A Framework for Multi-Execution Performance Tuning

Karen L. Karavanic, Barton P. Miller

Abstract


This paper describes a design and prototype implementation of a performance tool designed to answer performance questions that span multiple program executions from all stages of the lifespan of an application. We use the scientific experimentation archetype as a basis for designing an Experiment Management environment for parallel performance. In our model, information from all experiments for one application, including the components of the code executed, the execution environment, and the performance data collected, is gathered in a Program Space. Our Experiment Management tool enables exploration of this space with a simple naming mechanism, a selection and query facility, and a set of visualizations. A key component of this work is the ability to automatically describe the differences between two runs of a program, both the structural differences (differences in program source code and the resources used at runtime), and the performance variation (how were the resources used and how did this change from one run to the next).

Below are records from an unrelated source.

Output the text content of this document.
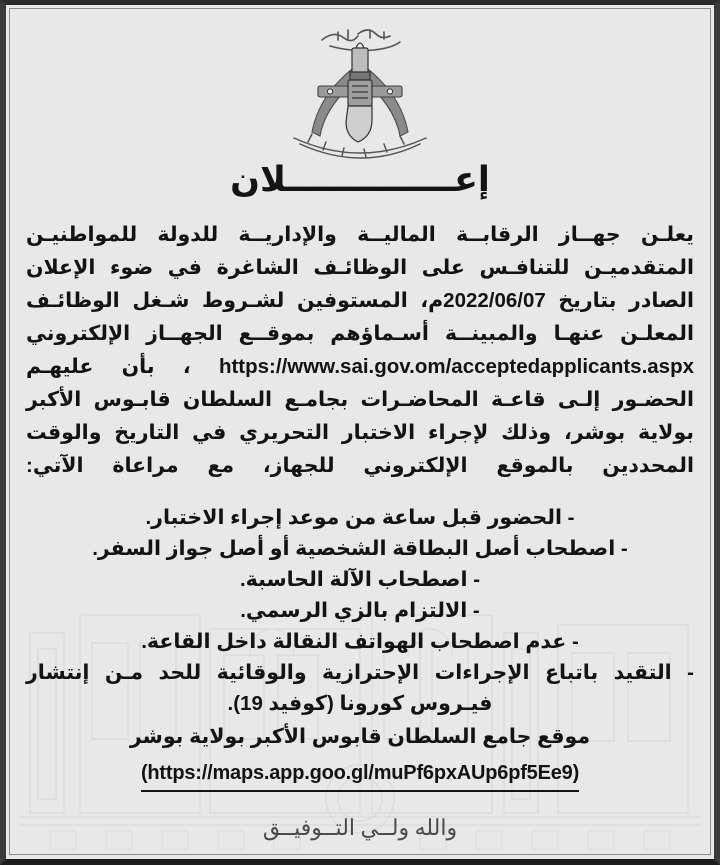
إعــــــــــــــلان

يعلـن جهــاز الرقابــة الماليــة والإداريــة للدولة للمواطنيـن المتقدميـن للتنافـس على الوظائـف الشاغرة في ضوء الإعلان الصادر بتاريخ 2022/06/07م، المستوفين لشـروط شـغل الوظائـف المعلـن عنهـا والمبينــة أسـماؤهم بموقــع الجهــاز الإلكتروني https://www.sai.gov.om/acceptedapplicants.aspx ، بأن عليهـم الحضـور إلـى قاعـة المحاضـرات بجامـع السلطان قابـوس الأكبر بولاية بوشر، وذلك لإجراء الاختبار التحريري في التاريخ والوقت المحددين بالموقع الإلكتروني للجهاز، مع مراعاة الآتي:

- الحضور قبل ساعة من موعد إجراء الاختبار.
- اصطحاب أصل البطاقة الشخصية أو أصل جواز السفر.
- اصطحاب الآلة الحاسبة.
- الالتزام بالزي الرسمي.
- عدم اصطحاب الهواتف النقالة داخل القاعة.
- التقيد باتباع الإجراءات الإحترازية والوقائية للحد مـن إنتشار فيـروس كورونا (كوفيد 19).
موقع جامع السلطان قابوس الأكبر بولاية بوشر
(https://maps.app.goo.gl/muPf6pxAUp6pf5Ee9)
والله ولــي التــوفيــق
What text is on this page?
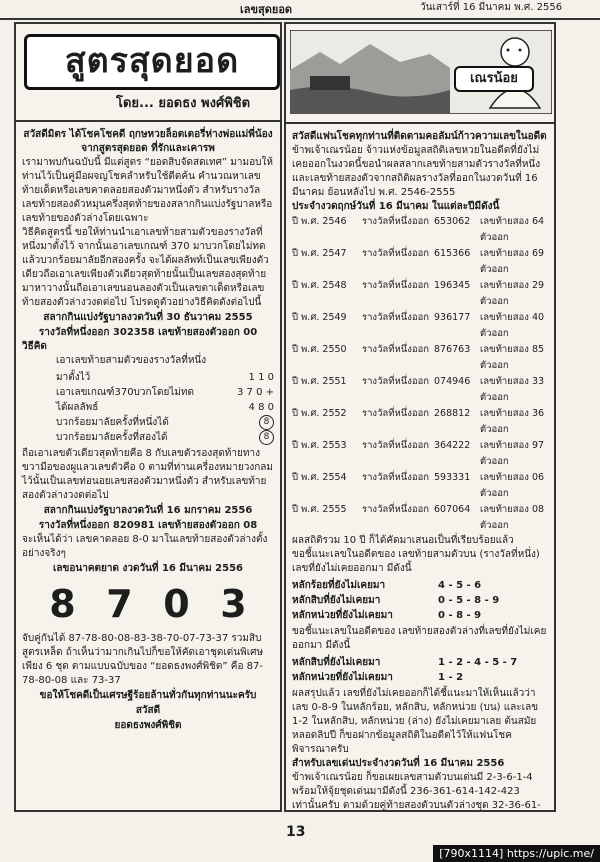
เลขสุดยอด	วันเสาร์ที่ 16 มีนาคม พ.ศ. 2556
สูตรสุดยอด
โดย... ยอดธง พงศ์พิชิต

สวัสดีมิตร ได้โชคโชคดี ฤกษหวยล็อตเตอรี่ห่างพ่อแม่พี่น้อง จากสูตรสุดยอด ที่รักและเคารพ

เรามาพบกันฉบับนี้ มีแต่สูตร “ยอดสิบจัดสดเทศ” มามอบให้ท่านไว้เป็นคู่มือผจญโชคลำหรับใช้ดีดค้น คำนวณหาเลขท้ายเด็ดหรือเลขคาดลอยสองตัวมาหนึ่งตัว สำหรับรางวัลเลขท้ายสองตัวหมุนครึ่งสุดท้ายของสลากกินแบ่งรัฐบาลหรือเลขท้ายของตัวล่างโดยเฉพาะ

วิธีคิดสูตรนี้ ขอให้ท่านนำเอาเลขท้ายสามตัวของรางวัลที่หนึ่งมาตั้งไว้ จากนั้นเอาเลขเกณฑ์ 370 มาบวกโดยไม่ทด แล้วบวกร้อยมาลัยอีกสองครั้ง จะได้ผลลัพท์เป็นเลขเพียงตัวเดียวถือเอาเลขเพียงตัวเดียวสุดท้ายนั้นเป็นเลขสองสุดท้ายมาหาวางนั้นถือเอาเลขนอนลองตัวเป็นเลขตาเด็ดหรือเลขท้ายสองตัวล่างวงดต่อไป โปรดดูตัวอย่างวิธีคิดดังต่อไปนี้

สลากกินแบ่งรัฐบาลงวดวันที่ 30 ธันวาคม 2555
รางวัลที่หนึ่งออก 302358 เลขท้ายสองตัวออก 00
วิธีคิด
เอาเลขท้ายสามตัวของรางวัลที่หนึ่ง
มาตั้งไว้	1 1 0
เอาเลขเกณฑ์370บวกโดยไม่ทด	3 7 0 +
ได้ผลลัพธ์	4 8 0
บวกร้อยมาลัยครั้งที่หนึ่งได้	8
บวกร้อยมาลัยครั้งที่สองได้	8

ถือเอาเลขตัวเดียวสุดท้ายคือ 8 กับเลขตัวรองสุดท้ายทางขวามือของผูแลวเลขตัวคือ 0 ตามที่ท่านเครื่องหมายวงกลมไว้นั้นเป็นเลขท่อนอยเลขสองตัวมาหนึ่งตัว สำหรับเลขท้ายสองตัวล่างวงดต่อไป

สลากกินแบ่งรัฐบาลงวดวันที่ 16 มกราคม 2556
รางวัลที่หนึ่งออก 820981 เลขท้ายสองตัวออก 08

จะเห็นได้ว่า เลขคาดลอย 8-0 มาในเลขท้ายสองตัวล่างตั้งอย่างจริงๆ

เลขอนาคตยาด งวดวันที่ 16 มีนาคม 2556
8 7 0 3

จับคู่กันได้ 87-78-80-08-83-38-70-07-73-37 รวมสิบสูตรเหล็ด ถ้าเห็นว่ามากเกินไปก็ขอให้คัดเอาชุดเด่นพิเศษเพียง 6 ชุด ตามแบบฉบับของ “ยอดธงพงศ์พิชิต” คือ 87-78-80-08 และ 73-37

ขอให้โชคดีเป็นเศรษฐีร้อยล้านทั่วกันทุกท่านนะครับ
สวัสดี
ยอดธงพงศ์พิชิต
เณรน้อย

สวัสดีแฟนโชคทุกท่านที่ติดตามคอลัมน์ก้าวความเลขในอดีต

ข้าพเจ้าเณรน้อย จ้าวแห่งข้อมูลสถิติเลขหวยในอดีตที่ยังไม่เคยออกในงวดนี้ขอนำผลสลากเลขท้ายสามตัวรางวัลที่หนึ่งและเลขท้ายสองตัวจากสถิติผลรางวัลที่ออกในงวดวันที่ 16 มีนาคม ย้อนหลังไป พ.ศ. 2546-2555

ประจำงวดฤกษ์วันที่ 16 มีนาคม ในแต่ละปีมีดังนี้
ปี พ.ศ. 2546	รางวัลที่หนึ่งออก 653062	เลขท้ายสองตัวออก
64
ปี พ.ศ. 2547	รางวัลที่หนึ่งออก 615366	เลขท้ายสองตัวออก
69
ปี พ.ศ. 2548	รางวัลที่หนึ่งออก 196345	เลขท้ายสองตัวออก
29
ปี พ.ศ. 2549	รางวัลที่หนึ่งออก 936177	เลขท้ายสองตัวออก
40
ปี พ.ศ. 2550	รางวัลที่หนึ่งออก 876763	เลขท้ายสองตัวออก
85
ปี พ.ศ. 2551	รางวัลที่หนึ่งออก 074946	เลขท้ายสองตัวออก
33
ปี พ.ศ. 2552	รางวัลที่หนึ่งออก 268812	เลขท้ายสองตัวออก
36
ปี พ.ศ. 2553	รางวัลที่หนึ่งออก 364222	เลขท้ายสองตัวออก
97
ปี พ.ศ. 2554	รางวัลที่หนึ่งออก 593331	เลขท้ายสองตัวออก
06
ปี พ.ศ. 2555	รางวัลที่หนึ่งออก 607064	เลขท้ายสองตัวออก
08

ผลสถิติรวม 10 ปี ก็ได้คัดมาเสนอเป็นที่เรียบร้อยแล้ว

ขอชี้แนะเลขในอดีตของ เลขท้ายสามตัวบน (รางวัลที่หนึ่ง) เลขที่ยังไม่เคยออกมา มีดังนี้

หลักร้อยที่ยังไม่เคยมา	4 - 5 - 6
หลักสิบที่ยังไม่เคยมา	0 - 5 - 8 - 9
หลักหน่วยที่ยังไม่เคยมา	0 - 8 - 9

ขอชี้แนะเลขในอดีตของ เลขท้ายสองตัวล่างที่เลขที่ยังไม่เคยออกมา มีดังนี้

หลักสิบที่ยังไม่เคยมา	1 - 2 - 4 - 5 - 7
หลักหน่วยที่ยังไม่เคยมา	1 - 2

ผลสรุปแล้ว เลขที่ยังไม่เคยออกก็ได้ชี้แนะมาให้เห็นแล้วว่าเลข 0-8-9 ในหลักร้อย, หลักสิบ, หลักหน่วย (บน) และเลข 1-2 ในหลักสิบ, หลักหน่วย (ล่าง) ยังไม่เคยมาเลย ต้นสมัยหลอดลิบปี ก็ขอฝากข้อมูลสถิติในอดีตไว้ให้แฟนโชคพิจารณาครับ

สำหรับเลขเด่นประจำงวดวันที่ 16 มีนาคม 2556

ข้าพเจ้าเณรน้อย ก็ขอเผยเลขสามตัวบนเด่นมี 2-3-6-1-4 พร้อมให้จุ้ยชุดเด่นมามีดังนี้ 236-361-614-142-423 เท่านั้นครับ ตามด้วยคู่ท้ายสองตัวบนตัวล่างชุด 32-36-61-

13
[790x1114] https://upic.me/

We present a new approach to automated performance diagnosis that incorporates knowledge from previous runs of the same application. The result is a performance tool that learns from each diagnostic program run, adapting its search strategy to obtain more useful diagnoses more quickly. We show performance gains of up to 98% obtained by incorporating historical knowledge into the Performance Consultant's search strategy. The results presented demonstrate the utility of our approach for repeated performance diagnosis of similar program runs, a common scenario when tuning parallel applications. The improvements achieved show that our new approach to gathering and storing historical application data can be successfully applied to the problem of automating performance diagnosis.